According to the explanation here, DBSCAN eps value is just the step size, but the resulting distances in the cluster can be much bigger. I think it means, that all the elements of other clusters are possibly separated from the first one by the distance, higher than eps - but we can draw the chain with chunk size of eps inside any two elements of the cluster. However, when I started to use DBSCAN in scipy, I found that eps I need is surprisingly big:
I have the following (distance) matrix (please, excuse me to not being able to fit it into page):
[[-0. 0.444 0.187 0.421 0.215 0.412 0.249 0.466 0.249 0.47 0.269 0.437 0.299 0.438]
[ 0.444 0. 0.411 0.193 0.416 0.266 0.37 0.322 0.46 0.28 0.446 0.322 0.464 0.356]
[ 0.187 0.411 -0. 0.437 0.185 0.418 0.245 0.483 0.263 0.472 0.244 0.419 0.306 0.411]

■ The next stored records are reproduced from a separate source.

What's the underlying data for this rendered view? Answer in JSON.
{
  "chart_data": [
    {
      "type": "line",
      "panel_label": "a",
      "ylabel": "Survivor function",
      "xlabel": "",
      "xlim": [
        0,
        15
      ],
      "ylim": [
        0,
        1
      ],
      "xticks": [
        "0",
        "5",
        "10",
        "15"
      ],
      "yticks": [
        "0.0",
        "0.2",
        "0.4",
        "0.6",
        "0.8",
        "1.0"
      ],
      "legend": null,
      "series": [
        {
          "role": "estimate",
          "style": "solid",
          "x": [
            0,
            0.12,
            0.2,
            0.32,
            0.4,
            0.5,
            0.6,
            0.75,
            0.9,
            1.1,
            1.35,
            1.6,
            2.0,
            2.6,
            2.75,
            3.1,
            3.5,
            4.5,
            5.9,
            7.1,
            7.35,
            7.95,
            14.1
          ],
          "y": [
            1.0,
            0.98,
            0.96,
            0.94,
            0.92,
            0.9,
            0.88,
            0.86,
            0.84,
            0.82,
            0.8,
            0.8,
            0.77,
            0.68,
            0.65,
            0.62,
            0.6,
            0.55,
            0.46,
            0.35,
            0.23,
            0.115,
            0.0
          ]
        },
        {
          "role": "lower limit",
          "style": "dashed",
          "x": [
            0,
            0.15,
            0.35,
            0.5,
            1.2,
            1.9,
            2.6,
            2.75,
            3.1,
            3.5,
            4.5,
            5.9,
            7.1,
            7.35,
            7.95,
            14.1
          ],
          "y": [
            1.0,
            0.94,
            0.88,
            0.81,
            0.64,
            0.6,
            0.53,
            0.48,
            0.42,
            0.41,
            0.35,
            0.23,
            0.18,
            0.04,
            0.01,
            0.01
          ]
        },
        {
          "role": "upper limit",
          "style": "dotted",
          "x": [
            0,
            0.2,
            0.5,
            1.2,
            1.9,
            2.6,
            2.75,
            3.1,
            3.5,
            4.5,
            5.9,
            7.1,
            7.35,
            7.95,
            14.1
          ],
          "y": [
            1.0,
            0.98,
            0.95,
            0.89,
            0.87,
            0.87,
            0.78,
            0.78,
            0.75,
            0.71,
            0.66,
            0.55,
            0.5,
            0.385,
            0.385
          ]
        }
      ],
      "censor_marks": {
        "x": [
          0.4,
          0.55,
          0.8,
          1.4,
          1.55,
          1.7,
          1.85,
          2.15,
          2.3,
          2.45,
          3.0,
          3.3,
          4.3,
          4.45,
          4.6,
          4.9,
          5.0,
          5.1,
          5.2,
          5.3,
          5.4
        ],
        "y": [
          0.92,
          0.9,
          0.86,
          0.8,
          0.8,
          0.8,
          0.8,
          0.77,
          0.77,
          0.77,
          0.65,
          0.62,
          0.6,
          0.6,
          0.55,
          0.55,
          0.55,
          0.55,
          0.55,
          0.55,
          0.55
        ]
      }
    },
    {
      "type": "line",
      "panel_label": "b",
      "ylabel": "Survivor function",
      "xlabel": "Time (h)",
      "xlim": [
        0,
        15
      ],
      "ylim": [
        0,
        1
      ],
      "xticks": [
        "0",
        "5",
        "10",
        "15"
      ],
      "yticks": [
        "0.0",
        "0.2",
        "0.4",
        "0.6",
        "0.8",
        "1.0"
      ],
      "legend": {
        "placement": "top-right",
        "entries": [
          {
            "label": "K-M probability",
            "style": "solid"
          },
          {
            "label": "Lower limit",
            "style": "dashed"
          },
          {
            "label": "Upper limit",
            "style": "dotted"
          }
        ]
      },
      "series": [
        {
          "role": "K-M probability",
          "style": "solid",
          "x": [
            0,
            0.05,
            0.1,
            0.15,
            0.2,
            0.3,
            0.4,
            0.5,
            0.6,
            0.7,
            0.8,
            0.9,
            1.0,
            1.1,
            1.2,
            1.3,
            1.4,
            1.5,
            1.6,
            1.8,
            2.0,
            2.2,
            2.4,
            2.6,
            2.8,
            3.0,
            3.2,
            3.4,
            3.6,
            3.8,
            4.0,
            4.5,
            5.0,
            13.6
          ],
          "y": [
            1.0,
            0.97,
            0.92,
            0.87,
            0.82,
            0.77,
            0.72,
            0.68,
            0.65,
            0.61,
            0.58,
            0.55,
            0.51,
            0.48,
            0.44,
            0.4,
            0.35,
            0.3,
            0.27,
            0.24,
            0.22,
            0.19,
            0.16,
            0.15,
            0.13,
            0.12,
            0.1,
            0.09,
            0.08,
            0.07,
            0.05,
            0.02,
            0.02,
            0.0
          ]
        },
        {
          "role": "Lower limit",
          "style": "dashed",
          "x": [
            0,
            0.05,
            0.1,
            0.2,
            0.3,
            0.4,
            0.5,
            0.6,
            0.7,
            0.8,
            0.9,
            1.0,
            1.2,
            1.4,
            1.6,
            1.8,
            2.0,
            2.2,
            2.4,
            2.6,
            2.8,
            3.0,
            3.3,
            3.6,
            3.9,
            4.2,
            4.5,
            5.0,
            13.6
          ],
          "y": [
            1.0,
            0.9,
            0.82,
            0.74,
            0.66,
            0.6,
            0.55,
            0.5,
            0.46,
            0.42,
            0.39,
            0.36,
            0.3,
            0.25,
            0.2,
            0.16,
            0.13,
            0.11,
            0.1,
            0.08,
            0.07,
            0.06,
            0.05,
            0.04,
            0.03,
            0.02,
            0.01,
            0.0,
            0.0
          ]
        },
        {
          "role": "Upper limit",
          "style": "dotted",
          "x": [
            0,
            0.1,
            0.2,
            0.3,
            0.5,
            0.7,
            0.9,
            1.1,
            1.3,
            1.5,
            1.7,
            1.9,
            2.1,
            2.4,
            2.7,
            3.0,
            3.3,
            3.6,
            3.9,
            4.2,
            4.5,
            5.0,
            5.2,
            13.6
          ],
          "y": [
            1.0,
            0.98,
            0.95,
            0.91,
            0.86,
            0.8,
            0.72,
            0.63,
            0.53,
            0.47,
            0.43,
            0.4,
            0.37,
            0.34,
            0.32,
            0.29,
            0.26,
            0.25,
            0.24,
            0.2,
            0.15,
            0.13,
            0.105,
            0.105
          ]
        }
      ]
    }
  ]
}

[ 0.421 0.193 0.437 -0. 0.423 0.24 0.396 0.326 0.473 0.271 0.424 0.342 0.448 0.371]
[ 0.215 0.416 0.185 0.423 -0. 0.414 0.242 0.465 0.269 0.464 0.211 0.399 0.271 0.406]
[ 0.412 0.266 0.418 0.24 0.414 -0. 0.362 0.276 0.436 0.168 0.378 0.286 0.463 0.301]
[ 0.249 0.37 0.245 0.396 0.242 0.362 -0. 0.426 0.262 0.422 0.197 0.341 0.281 0.428]
[ 0.466 0.322 0.483 0.326 0.465 0.276 0.426 0. 0.415 0.222 0.463 0.271 0.448 0.286]
[ 0.249 0.46 0.263 0.473 0.269 0.436 0.262 0.415 0. 0.441 0.247 0.531 0.268 0.421]
[ 0.47 0.28 0.472 0.271 0.464 0.168 0.422 0.222 0.441 -0. 0.446 0.276 0.473 0.273]
[ 0.269 0.446 0.244 0.424 0.211 0.378 0.197 0.463 0.247 0.446 -0. 0.428 0.173 0.416]
[ 0.437 0.322 0.419 0.342 0.399 0.286 0.341 0.271 0.531 0.276 0.428 -0. 0.459 0.328]
[ 0.299 0.464 0.306 0.448 0.271 0.463 0.281 0.448 0.268 0.473 0.173 0.459 -0. 0.464]
[ 0.438 0.356 0.411 0.371 0.406 0.301 0.428 0.286 0.421 0.273 0.416 0.328 0.464 -0. ]]
You can see, that elements of my vector split into two classes.
I decided to find the maximum distance to the 3rd nearest neighbor across this matrix, which I think should guarantee finding both clusters correctly (because algorithm follows chains):
l2r = L2.ravel()
def third_nearest_neighbor_distance(i, l2r):
dists = [abs(l2r[i]-l2r[j]) for j in range(len(l2r)) if i != j]
dists = np.sort(dists)
return dists[6] # we have values doubled
k3n_d = []
for i in range(0,len(l2r)):
k3n_d.append(third_nearest_neighbor_distance(i, l2r))
eps = np.max(k3n_d)
which gave me eps = 0.058
and no detection of clusters:
from sklearn.cluster import DBSCAN
def cluster(distance_matrix, eps=0.28):
db = DBSCAN(eps=eps,min_samples=2,metric="precomputed")
return db.fit_predict(distance_matrix)
clusters = cluster(L2,eps)
Output:
clusters:
[-1 -1 -1 -1 -1 -1 -1 -1 -1 -1 -1 -1 -1 -1]
Taking just the half of the biggest difference in the matrix yields much better result:
diffs = [abs(i-j) for i in l2r for j in l2r if i != j] #differences
eps = np.max(diffs)/2
supposed eps: 0.265617753868
clusters:
[ 0 1 0 1 0 1 0 1 0 1 0 -1 0 -1]
At last, you may have already guessed from my cluster function header that the right eps
is 0.28-0.29 which is huge.
What am I doing wrong and how to derive eps for my case?